In 1808, Rapp supported the establishment of the Lutheran Consistorial Church of Paris. After the closure of the Swedish Embassy chapel in 1806, the city's Lutheran community petitioned Napoleon for a place of worship, citing some 10,000 Lutherans in Paris. With Rapp's support, Napoleon established the consistory by decree and assigned it the Billettes church.

Rapp stayed in the line of fire: at Essling, he led the front of his fusiliers of the Garde impériale and carried the day; during the signing of the Treaty of Schönbrunn, he averted a planned attempt on Napoleon by the young Friedrich Staps. Being fluent in German, Rapp acted as a translator for Staps as Napoleon personally interrogated Staps. In Russia, he was wounded by four bullets at the Battle of Borodino on 5–7 September 1812. He saved Napoleon's life a second time by repelling an attack of Don Cossacks near Maloyaroslavets and was again wounded at the passage of the Berezina, fighting alongside Marshal Ney in the rear guard. As governor of Danzig, Rapp held the town for a year with X Corps after the Grande Armée left Russia.

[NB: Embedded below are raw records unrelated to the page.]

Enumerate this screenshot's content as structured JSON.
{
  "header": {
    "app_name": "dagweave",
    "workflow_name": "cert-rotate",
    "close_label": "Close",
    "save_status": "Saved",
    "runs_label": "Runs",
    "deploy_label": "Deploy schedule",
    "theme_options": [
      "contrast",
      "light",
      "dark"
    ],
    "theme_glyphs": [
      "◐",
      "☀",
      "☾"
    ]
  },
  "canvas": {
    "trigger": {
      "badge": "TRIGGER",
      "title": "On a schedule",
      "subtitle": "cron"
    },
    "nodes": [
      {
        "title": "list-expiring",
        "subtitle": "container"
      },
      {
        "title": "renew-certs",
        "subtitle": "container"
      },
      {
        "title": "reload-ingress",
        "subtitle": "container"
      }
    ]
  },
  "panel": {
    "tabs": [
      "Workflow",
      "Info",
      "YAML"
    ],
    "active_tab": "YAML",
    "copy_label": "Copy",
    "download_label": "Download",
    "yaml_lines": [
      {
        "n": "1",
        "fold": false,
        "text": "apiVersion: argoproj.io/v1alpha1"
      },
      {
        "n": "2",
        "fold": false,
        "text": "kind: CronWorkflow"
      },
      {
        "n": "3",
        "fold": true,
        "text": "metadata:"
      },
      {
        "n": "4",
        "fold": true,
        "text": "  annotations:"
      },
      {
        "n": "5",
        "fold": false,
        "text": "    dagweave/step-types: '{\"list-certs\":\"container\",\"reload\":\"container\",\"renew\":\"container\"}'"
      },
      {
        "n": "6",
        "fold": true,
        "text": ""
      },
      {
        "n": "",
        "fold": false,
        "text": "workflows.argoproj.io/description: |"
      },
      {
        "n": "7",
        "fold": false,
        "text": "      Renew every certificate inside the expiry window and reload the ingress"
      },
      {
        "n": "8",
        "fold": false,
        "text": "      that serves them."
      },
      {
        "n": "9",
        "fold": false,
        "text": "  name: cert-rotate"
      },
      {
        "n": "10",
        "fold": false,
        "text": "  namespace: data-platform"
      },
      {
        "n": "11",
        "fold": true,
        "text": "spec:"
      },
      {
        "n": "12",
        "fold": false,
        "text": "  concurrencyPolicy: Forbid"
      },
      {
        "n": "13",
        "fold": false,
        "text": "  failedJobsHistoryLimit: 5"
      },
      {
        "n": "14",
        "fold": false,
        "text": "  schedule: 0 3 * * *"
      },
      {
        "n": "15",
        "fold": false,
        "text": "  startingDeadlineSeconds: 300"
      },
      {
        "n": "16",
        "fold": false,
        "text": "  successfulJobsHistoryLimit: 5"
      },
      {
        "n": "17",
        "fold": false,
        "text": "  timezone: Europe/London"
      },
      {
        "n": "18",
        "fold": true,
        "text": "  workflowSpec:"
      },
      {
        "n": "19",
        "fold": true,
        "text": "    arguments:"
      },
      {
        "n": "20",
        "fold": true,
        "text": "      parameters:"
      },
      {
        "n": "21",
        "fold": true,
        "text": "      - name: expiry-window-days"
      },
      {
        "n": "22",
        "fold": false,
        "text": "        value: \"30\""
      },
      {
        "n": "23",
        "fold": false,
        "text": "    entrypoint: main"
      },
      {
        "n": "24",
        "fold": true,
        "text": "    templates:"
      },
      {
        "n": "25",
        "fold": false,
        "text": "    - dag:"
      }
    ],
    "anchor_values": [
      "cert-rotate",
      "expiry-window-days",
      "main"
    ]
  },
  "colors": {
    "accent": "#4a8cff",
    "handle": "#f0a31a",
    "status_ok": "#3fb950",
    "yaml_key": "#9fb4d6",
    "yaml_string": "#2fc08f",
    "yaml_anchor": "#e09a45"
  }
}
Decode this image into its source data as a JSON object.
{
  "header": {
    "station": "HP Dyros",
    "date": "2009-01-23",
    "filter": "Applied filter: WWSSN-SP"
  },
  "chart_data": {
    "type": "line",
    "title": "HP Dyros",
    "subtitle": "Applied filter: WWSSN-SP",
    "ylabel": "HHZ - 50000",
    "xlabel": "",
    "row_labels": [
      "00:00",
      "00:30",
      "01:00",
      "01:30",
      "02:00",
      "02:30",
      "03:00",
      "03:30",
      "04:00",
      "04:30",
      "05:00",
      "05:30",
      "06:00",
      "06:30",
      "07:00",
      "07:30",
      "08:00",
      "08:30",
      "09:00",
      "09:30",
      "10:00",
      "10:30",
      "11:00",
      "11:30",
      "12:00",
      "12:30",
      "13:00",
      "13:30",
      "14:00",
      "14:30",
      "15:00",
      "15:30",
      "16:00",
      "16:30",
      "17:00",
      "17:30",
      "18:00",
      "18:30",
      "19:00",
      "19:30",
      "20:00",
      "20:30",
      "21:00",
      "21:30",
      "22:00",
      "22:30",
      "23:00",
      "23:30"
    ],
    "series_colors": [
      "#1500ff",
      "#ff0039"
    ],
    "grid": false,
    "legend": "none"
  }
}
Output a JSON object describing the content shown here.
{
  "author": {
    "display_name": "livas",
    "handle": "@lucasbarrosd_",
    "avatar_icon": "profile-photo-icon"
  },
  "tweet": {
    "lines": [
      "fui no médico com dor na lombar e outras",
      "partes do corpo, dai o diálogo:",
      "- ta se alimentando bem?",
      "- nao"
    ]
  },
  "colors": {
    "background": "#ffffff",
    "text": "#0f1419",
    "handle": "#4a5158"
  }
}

During the Hundred Days, Rapp rallied to Napoleon and was given command of V Corps, consisting of about 20,000 men. It was used to observe the border near Strasbourg, and to defend the Vosges. Ten days after the Battle of Waterloo (in which his corps took no part), he met some Seventh Coalition forces of Austrians and Württembergs under Crown Price William of Württemberg near Strasbourg and defeated them at the Battle of La Suffel. After the Waterloo Campaign, he offered his resignation several times, but was reinstated. Later, Rapp became a deputy of the department of Haut-Rhin and was appointed as treasurer of King Louis XVIII in 1819.

== Death and legacy ==
He died in Rheinweiler in Baden. His hometown of Colmar built a statue in his honour on the Champ de Mars with the inscription Ma parole est sacrée (my word of honour is sacred). Rapp's heart is kept in a shrine at the Église Saint-Matthieu in Colmar.

In 1823, two years after Rapp's death, his unfinished memoirs were published by his family as Memoirs of General Count Rapp, First Aide-de-Camp to Napoleon. Rapp had died before completing the manuscript, which was subsequently edited for publication.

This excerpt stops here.